4.4    Naar het oordeel van de voorzitter faalt de klacht. Verweerster heeft terecht gesteld dat het niet door haar toedoen is dat klager al twee maanden zijn kind niet heeft gezien. De beslissing om geen uitvoering meer te geven aan de zorgregeling is niet van verweerster als advocaat geweest, maar betreft de beslissing van de ex-echtgenote. De ex-echtgenote vond het vanwege de veiligheid van het kind niet meer verantwoord  uitvoering te geven aan de zorgregeling. Verweerster heeft de beslissing van de ex-echtgenote enkel namens haar gecommuniceerd aan de wederpartij. Daarbij mocht verweerster afgaan op de informatie die de ex-echtgenote haar had verstrekt over het niet-nakomen van de afspraken door klager, onder meer over het drugsgebruik, wanneer het kind bij hem verbleef. Dat verweerster uitlatingen van de ex-echtgenote naar voren bracht blijkt ook uit de dagvaarding in kort geding van de advocaat van klager, waarin duidelijk staat dat de ex-echtgenote weigert medewerking te verlenen aan de uitvoering van de zorgregeling. Ook blijkt dit uit haar e-mailbericht van 29 mei 2023 (9:48 uur), waarin verweerster schrijft dat de ex-echtgenote de omgang van klager met het kind (op dat moment) niet meer in het belang van het kind vond en om die reden had besloten de omgang per direct te stoppen. Voor zover klager verweerster verwijt dat zij de ex-echtgenote niet zou hebben geadviseerd om de zorgregeling na te leven, heeft verweerster naar het oordeel van de voorzitter terecht gesteld dat de communicatie tussen haar en de ex-echtgenote geheim is en dat verweerster niet aan de wederpartij hoeft te communiceren wat zij al dan niet aan de ex-echtgenote heeft geadviseerd. De voorzitter komt tot de slotsom dat verweerster als partijdige belangenbehartiger in het belang van de ex-echtgenote heeft gehandeld en daarbij niet de belangen van klager onnodig heeft geschaad. Weliswaar is verweerster gehouden in familiezaken zo mogelijk de-escalerend op te treden, maar dat betekent niet dat verweerster zich heeft te gedragen zoals klager wenst. Van tuchtrechtelijk verwijtbaar handelen is dan ook geen sprake. 

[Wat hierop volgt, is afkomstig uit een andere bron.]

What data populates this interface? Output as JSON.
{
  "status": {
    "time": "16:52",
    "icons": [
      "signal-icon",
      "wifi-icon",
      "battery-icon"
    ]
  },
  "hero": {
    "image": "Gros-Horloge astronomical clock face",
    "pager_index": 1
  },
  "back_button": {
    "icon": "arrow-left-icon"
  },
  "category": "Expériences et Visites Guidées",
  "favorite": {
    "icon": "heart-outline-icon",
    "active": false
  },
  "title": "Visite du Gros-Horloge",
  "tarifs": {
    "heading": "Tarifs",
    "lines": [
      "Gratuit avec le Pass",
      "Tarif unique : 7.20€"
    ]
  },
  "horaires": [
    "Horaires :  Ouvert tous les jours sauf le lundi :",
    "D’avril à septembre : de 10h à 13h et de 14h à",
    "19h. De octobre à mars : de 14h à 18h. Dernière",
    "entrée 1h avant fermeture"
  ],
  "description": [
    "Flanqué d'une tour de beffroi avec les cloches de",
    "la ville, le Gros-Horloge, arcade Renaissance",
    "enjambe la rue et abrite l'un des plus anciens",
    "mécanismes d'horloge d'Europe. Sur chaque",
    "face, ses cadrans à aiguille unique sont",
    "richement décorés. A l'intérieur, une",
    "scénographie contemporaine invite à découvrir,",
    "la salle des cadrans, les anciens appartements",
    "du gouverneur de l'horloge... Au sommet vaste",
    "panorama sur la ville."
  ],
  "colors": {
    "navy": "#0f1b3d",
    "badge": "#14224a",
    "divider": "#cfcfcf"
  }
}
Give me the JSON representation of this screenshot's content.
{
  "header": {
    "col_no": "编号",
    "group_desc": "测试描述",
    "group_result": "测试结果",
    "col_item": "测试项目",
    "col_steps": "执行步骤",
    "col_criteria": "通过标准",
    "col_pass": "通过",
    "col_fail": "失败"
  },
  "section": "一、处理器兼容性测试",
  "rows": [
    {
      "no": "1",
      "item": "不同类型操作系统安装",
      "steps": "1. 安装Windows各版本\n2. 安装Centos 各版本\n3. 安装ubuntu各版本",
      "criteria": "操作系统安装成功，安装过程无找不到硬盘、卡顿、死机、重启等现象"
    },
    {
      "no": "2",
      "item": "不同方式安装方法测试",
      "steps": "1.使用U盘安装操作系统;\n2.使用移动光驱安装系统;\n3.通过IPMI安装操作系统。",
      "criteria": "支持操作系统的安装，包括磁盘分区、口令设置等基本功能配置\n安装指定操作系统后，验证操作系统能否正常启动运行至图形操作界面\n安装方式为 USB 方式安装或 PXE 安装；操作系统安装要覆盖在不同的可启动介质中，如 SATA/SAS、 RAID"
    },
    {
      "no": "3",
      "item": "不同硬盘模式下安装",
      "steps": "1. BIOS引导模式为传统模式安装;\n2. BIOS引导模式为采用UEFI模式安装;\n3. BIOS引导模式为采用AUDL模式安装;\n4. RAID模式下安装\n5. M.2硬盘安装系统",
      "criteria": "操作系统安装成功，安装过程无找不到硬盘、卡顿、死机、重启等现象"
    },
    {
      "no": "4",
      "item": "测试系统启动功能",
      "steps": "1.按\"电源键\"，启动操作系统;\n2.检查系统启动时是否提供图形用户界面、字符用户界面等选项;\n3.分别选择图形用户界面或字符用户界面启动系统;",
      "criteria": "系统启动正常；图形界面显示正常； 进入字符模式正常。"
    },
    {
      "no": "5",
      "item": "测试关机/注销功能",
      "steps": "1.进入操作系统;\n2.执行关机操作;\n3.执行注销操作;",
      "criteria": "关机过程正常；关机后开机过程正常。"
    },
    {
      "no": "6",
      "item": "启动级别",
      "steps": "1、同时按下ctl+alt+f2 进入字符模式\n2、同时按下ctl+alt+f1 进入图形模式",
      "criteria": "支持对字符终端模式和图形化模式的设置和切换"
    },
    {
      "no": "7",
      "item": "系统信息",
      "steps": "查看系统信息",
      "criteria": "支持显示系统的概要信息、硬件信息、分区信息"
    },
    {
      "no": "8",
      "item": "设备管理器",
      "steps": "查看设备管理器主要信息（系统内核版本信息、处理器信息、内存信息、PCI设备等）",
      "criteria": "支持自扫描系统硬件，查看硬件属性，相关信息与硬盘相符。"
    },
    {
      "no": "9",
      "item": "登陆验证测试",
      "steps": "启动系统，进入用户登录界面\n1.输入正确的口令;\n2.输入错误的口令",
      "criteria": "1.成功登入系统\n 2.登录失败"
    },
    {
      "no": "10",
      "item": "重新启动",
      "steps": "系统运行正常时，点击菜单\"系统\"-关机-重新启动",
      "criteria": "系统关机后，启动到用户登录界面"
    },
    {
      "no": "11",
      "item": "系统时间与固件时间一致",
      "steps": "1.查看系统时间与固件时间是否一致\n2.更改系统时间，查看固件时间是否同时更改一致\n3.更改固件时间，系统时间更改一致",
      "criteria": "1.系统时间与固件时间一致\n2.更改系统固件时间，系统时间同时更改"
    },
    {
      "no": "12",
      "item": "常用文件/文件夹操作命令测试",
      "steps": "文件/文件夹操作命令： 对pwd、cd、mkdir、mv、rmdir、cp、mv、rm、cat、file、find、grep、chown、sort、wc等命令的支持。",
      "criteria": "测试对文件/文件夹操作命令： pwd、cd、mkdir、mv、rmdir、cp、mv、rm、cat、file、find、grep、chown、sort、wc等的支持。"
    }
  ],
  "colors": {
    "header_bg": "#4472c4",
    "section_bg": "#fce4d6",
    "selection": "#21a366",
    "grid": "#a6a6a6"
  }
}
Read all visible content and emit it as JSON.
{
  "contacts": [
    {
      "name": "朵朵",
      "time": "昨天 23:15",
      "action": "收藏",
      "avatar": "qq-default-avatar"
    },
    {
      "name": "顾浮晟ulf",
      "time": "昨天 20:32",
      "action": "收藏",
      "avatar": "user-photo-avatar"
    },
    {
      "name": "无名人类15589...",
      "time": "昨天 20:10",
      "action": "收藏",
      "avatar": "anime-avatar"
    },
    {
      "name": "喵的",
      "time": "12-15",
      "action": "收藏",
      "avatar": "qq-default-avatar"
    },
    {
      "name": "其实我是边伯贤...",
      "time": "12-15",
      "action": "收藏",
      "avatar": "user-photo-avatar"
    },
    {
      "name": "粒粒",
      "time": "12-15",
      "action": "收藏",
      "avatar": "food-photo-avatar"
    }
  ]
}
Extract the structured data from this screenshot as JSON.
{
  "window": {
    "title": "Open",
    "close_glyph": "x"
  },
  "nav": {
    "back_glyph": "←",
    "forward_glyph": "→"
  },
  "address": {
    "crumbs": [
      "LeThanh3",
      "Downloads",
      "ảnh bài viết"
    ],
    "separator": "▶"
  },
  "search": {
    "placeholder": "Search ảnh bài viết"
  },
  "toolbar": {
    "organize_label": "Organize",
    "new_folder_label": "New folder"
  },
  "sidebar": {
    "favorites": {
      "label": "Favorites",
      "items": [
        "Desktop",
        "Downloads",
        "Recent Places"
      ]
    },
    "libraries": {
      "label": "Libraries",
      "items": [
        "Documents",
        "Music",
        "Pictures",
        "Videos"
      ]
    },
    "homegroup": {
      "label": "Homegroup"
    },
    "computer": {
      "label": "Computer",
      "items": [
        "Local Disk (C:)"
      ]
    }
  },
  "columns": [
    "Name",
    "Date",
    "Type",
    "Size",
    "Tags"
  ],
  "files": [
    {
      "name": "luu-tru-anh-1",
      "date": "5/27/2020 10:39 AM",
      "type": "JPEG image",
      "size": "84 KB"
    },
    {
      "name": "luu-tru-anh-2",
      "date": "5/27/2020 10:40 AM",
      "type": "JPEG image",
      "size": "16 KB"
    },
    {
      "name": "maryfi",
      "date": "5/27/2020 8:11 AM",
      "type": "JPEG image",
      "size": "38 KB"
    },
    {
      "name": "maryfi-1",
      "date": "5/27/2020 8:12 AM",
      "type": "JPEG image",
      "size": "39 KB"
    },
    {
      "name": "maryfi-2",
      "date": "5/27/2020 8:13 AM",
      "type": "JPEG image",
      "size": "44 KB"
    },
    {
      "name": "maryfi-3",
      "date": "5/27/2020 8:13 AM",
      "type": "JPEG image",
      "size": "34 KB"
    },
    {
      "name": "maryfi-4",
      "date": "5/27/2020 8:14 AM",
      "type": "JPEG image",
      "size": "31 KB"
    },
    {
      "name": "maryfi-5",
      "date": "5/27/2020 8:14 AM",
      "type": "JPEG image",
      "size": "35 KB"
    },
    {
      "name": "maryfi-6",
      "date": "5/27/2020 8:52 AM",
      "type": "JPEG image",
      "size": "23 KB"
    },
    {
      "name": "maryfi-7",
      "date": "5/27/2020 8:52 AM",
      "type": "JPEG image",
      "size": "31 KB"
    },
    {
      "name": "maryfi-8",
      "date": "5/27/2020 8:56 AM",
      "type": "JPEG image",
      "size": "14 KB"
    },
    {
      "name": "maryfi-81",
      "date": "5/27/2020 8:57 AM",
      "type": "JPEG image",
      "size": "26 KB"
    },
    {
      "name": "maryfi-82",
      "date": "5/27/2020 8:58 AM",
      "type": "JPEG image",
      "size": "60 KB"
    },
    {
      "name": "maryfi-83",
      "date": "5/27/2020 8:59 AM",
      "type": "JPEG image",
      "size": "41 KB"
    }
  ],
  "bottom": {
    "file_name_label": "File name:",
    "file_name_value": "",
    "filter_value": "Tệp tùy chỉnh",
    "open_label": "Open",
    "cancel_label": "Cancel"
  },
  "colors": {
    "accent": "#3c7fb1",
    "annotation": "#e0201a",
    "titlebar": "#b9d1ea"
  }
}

4.5    Op grond van het voorgaande zal de voorzitter de klacht, met toepassing van artikel 46j Advocatenwet, daarom kennelijk ongegrond verklaren.

BESLISSING 
De voorzitter verklaart de klacht, met toepassing van artikel 46j Advocatenwet, kennelijk ongegrond.

Aldus beslist door mr. E.J. van der Molen, plaatsvervangend voorzitter, bijgestaan door mr. N. Borgers-Abu Ghazaleh als griffier en uitgesproken in het openbaar op 27 november 2023.